With the modifications, “Daytona” was successful, and the modifications also allowed the team to upgrade the original specialized system built to compete in the “Indy” category. Showing impressive improvements in performance, the team submitted for and won both categories in the “Gray” and “Minutesort” competitions.
Beyond the achievement of speed, TritonSort-MR also proved remarkable for its efficiency: while the second-place team used 3,500 nodes to achieve their result, the TritonSort-MR team used only 52. If implemented in a real-world data center, TritonSort-MR would therefore allow a company to sort data more quickly, while only making one-seventh of the investment in equipment, space, and energy costs for cooling and operation.
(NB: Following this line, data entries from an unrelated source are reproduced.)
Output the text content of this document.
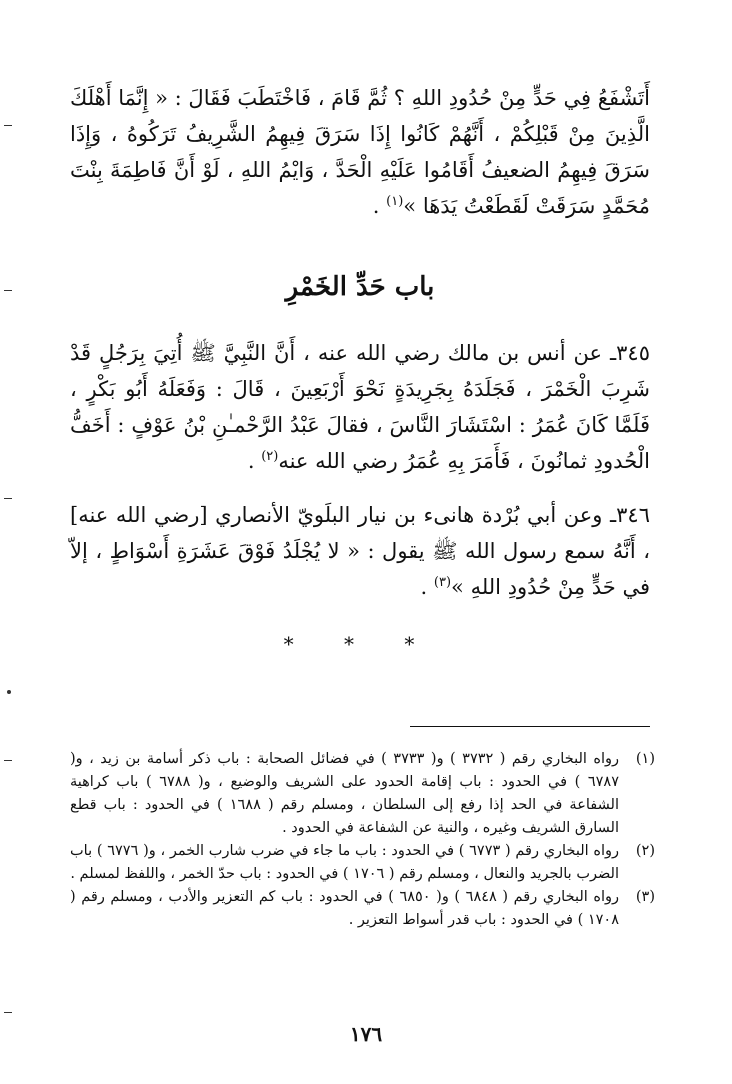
أَتَشْفَعُ فِي حَدٍّ مِنْ حُدُودِ اللهِ ؟ ثُمَّ قَامَ ، فَاخْتَطَبَ فَقَالَ : « إِنَّمَا أَهْلَكَ الَّذِينَ مِنْ قَبْلِكُمْ ، أَنَّهُمْ كَانُوا إِذَا سَرَقَ فِيهِمُ الشَّرِيفُ تَرَكُوهُ ، وَإِذَا سَرَقَ فِيهِمُ الضعيفُ أَقَامُوا عَلَيْهِ الْحَدَّ ، وَايْمُ اللهِ ، لَوْ أَنَّ فَاطِمَةَ بِنْتَ مُحَمَّدٍ سَرَقَتْ لَقَطَعْتُ يَدَهَا »$^{(١)}$ .

باب حَدِّ الخَمْرِ

٣٤٥ـ عن أنس بن مالك رضي الله عنه ، أَنَّ النَّبِيَّ ﷺ أُتِيَ بِرَجُلٍ قَدْ شَرِبَ الْخَمْرَ ، فَجَلَدَهُ بِجَرِيدَةٍ نَحْوَ أَرْبَعِينَ ، قَالَ : وَفَعَلَهُ أَبُو بَكْرٍ ، فَلَمَّا كَانَ عُمَرُ : اسْتَشَارَ النَّاسَ ، فقالَ عَبْدُ الرَّحْمـٰنِ بْنُ عَوْفٍ : أَخَفُّ الْحُدودِ ثمانُونَ ، فَأَمَرَ بِهِ عُمَرُ رضي الله عنه$^{(٢)}$ .

٣٤٦ـ وعن أبي بُرْدة هانىء بن نيار البلَويّ الأنصاري [رضي الله عنه] ، أَنَّهُ سمع رسول الله ﷺ يقول : « لا يُجْلَدُ فَوْقَ عَشَرَةِ أَسْوَاطٍ ، إلاّ في حَدٍّ مِنْ حُدُودِ اللهِ »$^{(٣)}$ .

* * *
(١)
رواه البخاري رقم ( ٣٧٣٢ ) و( ٣٧٣٣ ) في فضائل الصحابة : باب ذكر أسامة بن زيد ، و( ٦٧٨٧ ) في الحدود : باب إقامة الحدود على الشريف والوضيع ، و( ٦٧٨٨ ) باب كراهية الشفاعة في الحد إذا رفع إلى السلطان ، ومسلم رقم ( ١٦٨٨ ) في الحدود : باب قطع السارق الشريف وغيره ، والنية عن الشفاعة في الحدود .
(٢)
رواه البخاري رقم ( ٦٧٧٣ ) في الحدود : باب ما جاء في ضرب شارب الخمر ، و( ٦٧٧٦ ) باب الضرب بالجريد والنعال ، ومسلم رقم ( ١٧٠٦ ) في الحدود : باب حدّ الخمر ، واللفظ لمسلم .
(٣)
رواه البخاري رقم ( ٦٨٤٨ ) و( ٦٨٥٠ ) في الحدود : باب كم التعزير والأدب ، ومسلم رقم ( ١٧٠٨ ) في الحدود : باب قدر أسواط التعزير .
١٧٦
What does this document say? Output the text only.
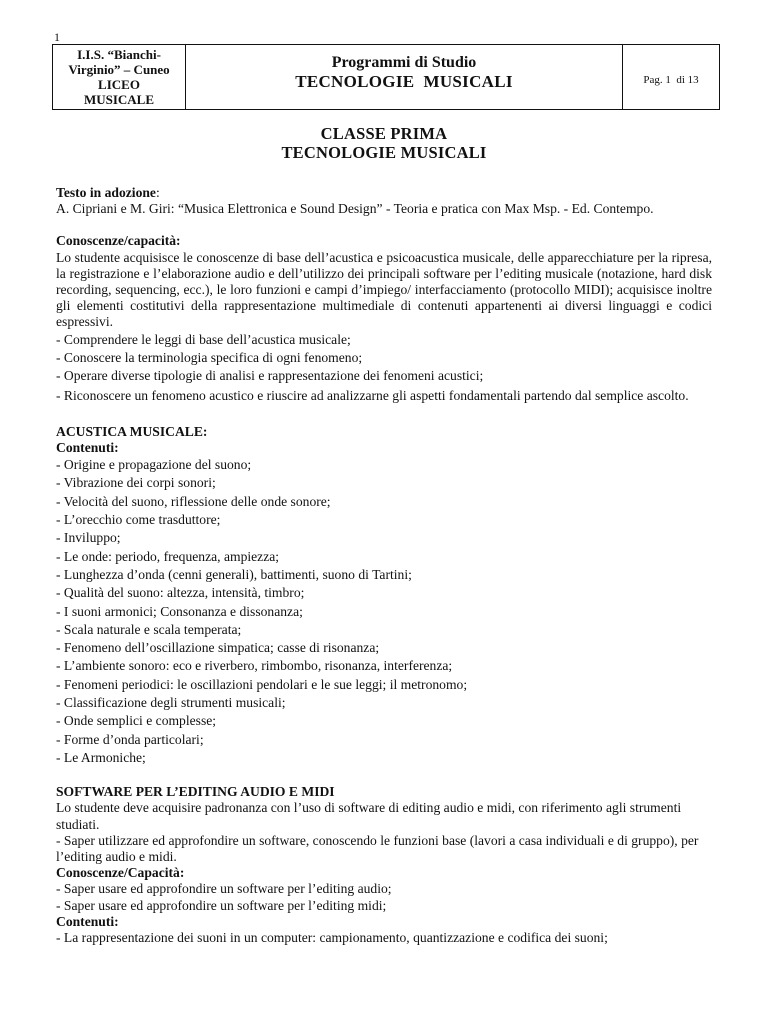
1
I.I.S. “Bianchi-
Virginio” – Cuneo
LICEO
MUSICALE
Programmi di Studio
TECNOLOGIE  MUSICALI	Pag. 1  di 13
CLASSE PRIMA
TECNOLOGIE MUSICALI

Testo in adozione:

A. Cipriani e M. Giri: “Musica Elettronica e Sound Design” - Teoria e pratica con Max Msp. - Ed. Contempo.

Conoscenze/capacità:

Lo studente acquisisce le conoscenze di base dell’acustica e psicoacustica musicale, delle apparecchiature per la ripresa, la registrazione e l’elaborazione audio e dell’utilizzo dei principali software per l’editing musicale (notazione, hard disk recording, sequencing, ecc.), le loro funzioni e campi d’impiego/ interfacciamento (protocollo MIDI); acquisisce inoltre gli elementi costitutivi della rappresentazione multimediale di contenuti appartenenti ai diversi linguaggi e codici espressivi.

- Comprendere le leggi di base dell’acustica musicale;

- Conoscere la terminologia specifica di ogni fenomeno;

- Operare diverse tipologie di analisi e rappresentazione dei fenomeni acustici;

- Riconoscere un fenomeno acustico e riuscire ad analizzarne gli aspetti fondamentali partendo dal semplice ascolto.

ACUSTICA MUSICALE:

Contenuti:

- Origine e propagazione del suono;

- Vibrazione dei corpi sonori;

- Velocità del suono, riflessione delle onde sonore;

- L’orecchio come trasduttore;

- Inviluppo;

- Le onde: periodo, frequenza, ampiezza;

- Lunghezza d’onda (cenni generali), battimenti, suono di Tartini;

- Qualità del suono: altezza, intensità, timbro;

- I suoni armonici; Consonanza e dissonanza;

- Scala naturale e scala temperata;

- Fenomeno dell’oscillazione simpatica; casse di risonanza;

- L’ambiente sonoro: eco e riverbero, rimbombo, risonanza, interferenza;

- Fenomeni periodici: le oscillazioni pendolari e le sue leggi; il metronomo;

- Classificazione degli strumenti musicali;

- Onde semplici e complesse;

- Forme d’onda particolari;

- Le Armoniche;

SOFTWARE PER L’EDITING AUDIO E MIDI

Lo studente deve acquisire padronanza con l’uso di software di editing audio e midi, con riferimento agli strumenti studiati.

- Saper utilizzare ed approfondire un software, conoscendo le funzioni base (lavori a casa individuali e di gruppo), per l’editing audio e midi.

Conoscenze/Capacità:

- Saper usare ed approfondire un software per l’editing audio;

- Saper usare ed approfondire un software per l’editing midi;

Contenuti:

- La rappresentazione dei suoni in un computer: campionamento, quantizzazione e codifica dei suoni;
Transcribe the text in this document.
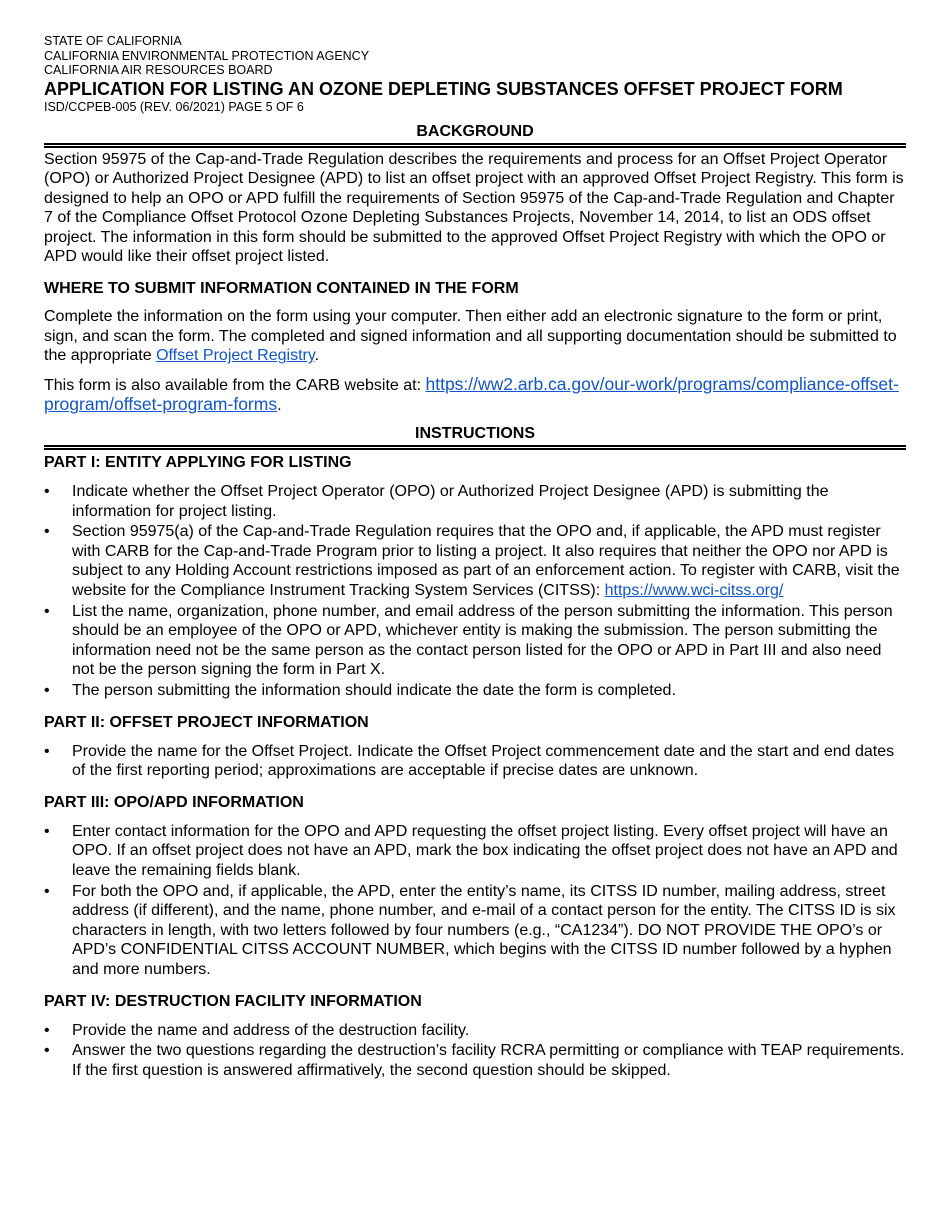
STATE OF CALIFORNIA

CALIFORNIA ENVIRONMENTAL PROTECTION AGENCY

CALIFORNIA AIR RESOURCES BOARD

APPLICATION FOR LISTING AN OZONE DEPLETING SUBSTANCES OFFSET PROJECT FORM

ISD/CCPEB-005 (REV. 06/2021) PAGE 5 OF 6

BACKGROUND

Section 95975 of the Cap-and-Trade Regulation describes the requirements and process for an Offset Project Operator (OPO) or Authorized Project Designee (APD) to list an offset project with an approved Offset Project Registry. This form is designed to help an OPO or APD fulfill the requirements of Section 95975 of the Cap-and-Trade Regulation and Chapter 7 of the Compliance Offset Protocol Ozone Depleting Substances Projects, November 14, 2014, to list an ODS offset project. The information in this form should be submitted to the approved Offset Project Registry with which the OPO or APD would like their offset project listed.

WHERE TO SUBMIT INFORMATION CONTAINED IN THE FORM

Complete the information on the form using your computer. Then either add an electronic signature to the form or print, sign, and scan the form. The completed and signed information and all supporting documentation should be submitted to the appropriate Offset Project Registry.

This form is also available from the CARB website at: https://ww2.arb.ca.gov/our-work/programs/compliance-offset-program/offset-program-forms.

INSTRUCTIONS

PART I: ENTITY APPLYING FOR LISTING

•	Indicate whether the Offset Project Operator (OPO) or Authorized Project Designee (APD) is submitting the information for project listing.
•	Section 95975(a) of the Cap-and-Trade Regulation requires that the OPO and, if applicable, the APD must register with CARB for the Cap-and-Trade Program prior to listing a project. It also requires that neither the OPO nor APD is subject to any Holding Account restrictions imposed as part of an enforcement action. To register with CARB, visit the website for the Compliance Instrument Tracking System Services (CITSS): https://www.wci-citss.org/
•	List the name, organization, phone number, and email address of the person submitting the information. This person should be an employee of the OPO or APD, whichever entity is making the submission. The person submitting the information need not be the same person as the contact person listed for the OPO or APD in Part III and also need not be the person signing the form in Part X.
•	The person submitting the information should indicate the date the form is completed.

PART II: OFFSET PROJECT INFORMATION

•	Provide the name for the Offset Project. Indicate the Offset Project commencement date and the start and end dates of the first reporting period; approximations are acceptable if precise dates are unknown.

PART III: OPO/APD INFORMATION

•	Enter contact information for the OPO and APD requesting the offset project listing. Every offset project will have an OPO. If an offset project does not have an APD, mark the box indicating the offset project does not have an APD and leave the remaining fields blank.
•	For both the OPO and, if applicable, the APD, enter the entity’s name, its CITSS ID number, mailing address, street address (if different), and the name, phone number, and e-mail of a contact person for the entity. The CITSS ID is six characters in length, with two letters followed by four numbers (e.g., “CA1234”). DO NOT PROVIDE THE OPO’s or APD’s CONFIDENTIAL CITSS ACCOUNT NUMBER, which begins with the CITSS ID number followed by a hyphen and more numbers.

PART IV: DESTRUCTION FACILITY INFORMATION

•	Provide the name and address of the destruction facility.
•	Answer the two questions regarding the destruction’s facility RCRA permitting or compliance with TEAP requirements. If the first question is answered affirmatively, the second question should be skipped.
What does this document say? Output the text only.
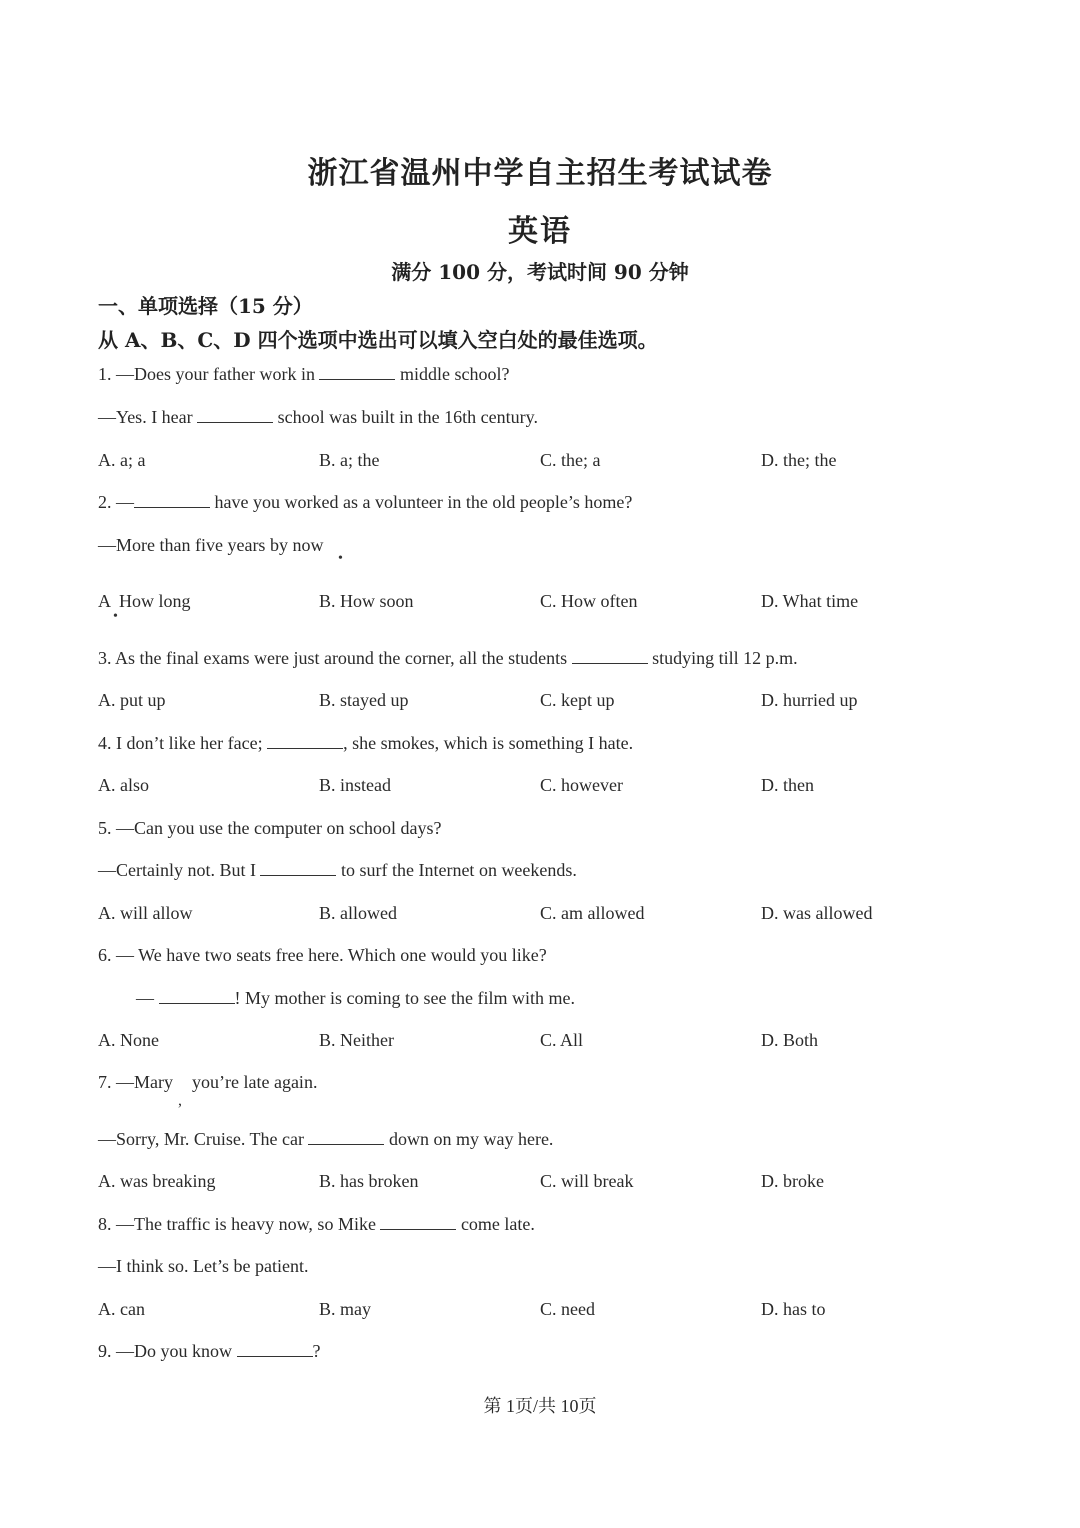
浙江省温州中学自主招生考试试卷
英语
满分 100 分，考试时间 90 分钟
一、单项选择（15 分）
从 A、B、C、D 四个选项中选出可以填入空白处的最佳选项。
1. —Does your father work in	middle school?
—Yes. I hear	school was built in the 16th century.
A. a; a	B. a; the	C. the; a	D. the; the
2. —	have you worked as a volunteer in the old people’s home?
—More than five years by now
•
A How long	B. How soon	C. How often	D. What time
•
3. As the final exams were just around the corner, all the students	studying till 12 p.m.
A. put up	B. stayed up	C. kept up	D. hurried up
4. I don’t like her face;	, she smokes, which is something I hate.
A. also	B. instead	C. however	D. then
5. —Can you use the computer on school days?
—Certainly not. But I	to surf the Internet on weekends.
A. will allow	B. allowed	C. am allowed	D. was allowed
6. — We have two seats free here. Which one would you like?
—	! My mother is coming to see the film with me.
A. None	B. Neither	C. All	D. Both
7. —Mary you’re late again.
,
—Sorry, Mr. Cruise. The car	down on my way here.
A. was breaking	B. has broken	C. will break	D. broke
8. —The traffic is heavy now, so Mike	come late.
—I think so. Let’s be patient.
A. can	B. may	C. need	D. has to
9. —Do you know	?
第 1页/共 10页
While winning in these four categories exceeded the team’s original goals from 2010, they found themselves intrigued by a new category on offer in 2011. The “100 Terabyte Joulesort” competition challenges teams to build systems that can sort the greatest number of data records, while consuming no more than one joule of energy. (By way of illustration, it takes roughly one million joules to watch TV for an hour.) The introduction of this new category reflects the recognition of an increasingly dire challenge facing industry in trying to solve data-intensive computing problems: energy usage. A primary reason why data centers are expensive to operate is the staggering scale of their energy consumption. Any design that increases energy efficiency would have a positive and much needed impact on both the environment and on a company’s bottom line.
Though intrigued by this new opportunity, the team was skeptical at first that they could compete in the Joulesort arena. “Typically when you look at systems that set records like this, they’re all built out of these incredibly energy efficient pieces,” said Alex Rasmussen. “But you’d never see this equipment deployed in an actual data center setting [because of its high cost].”
The TritonSort-MR team, on the other hand, was focused on making a system of direct applicability to enterprises with real-world needs and resources, rather than breaking a record for its own sake. This is reflected, said Rasmussen, in the type of equipment the TritonSort-MR team employs for its system. “The stuff that we’re using is kind of commodity server stuff,” he said. “We’ve got machines from HP that are a year and a half old,” with multi-core processors and a Cisco Nexus 5596 switch. As an additional challenge to the efficiency of the design, the team elected not to customize their system for energy optimization. Despite placing these limitations upon themselves, the TritonSort-MR group won the Joulesort category handily – proving that the CNS solution was both fast and remarkably energy efficient.
The TritonSort-MR team acknowledged support from CNS member company Cisco Systems, Inc., and the National Science Foundation. Medals recognizing the UCSD team’s accomplishments were awarded by the Sort Benchmark committee at the 2011 ACM Special Interest Group on Management of Data (SIGMOD) conference that ended June 16 in Athens, Greece.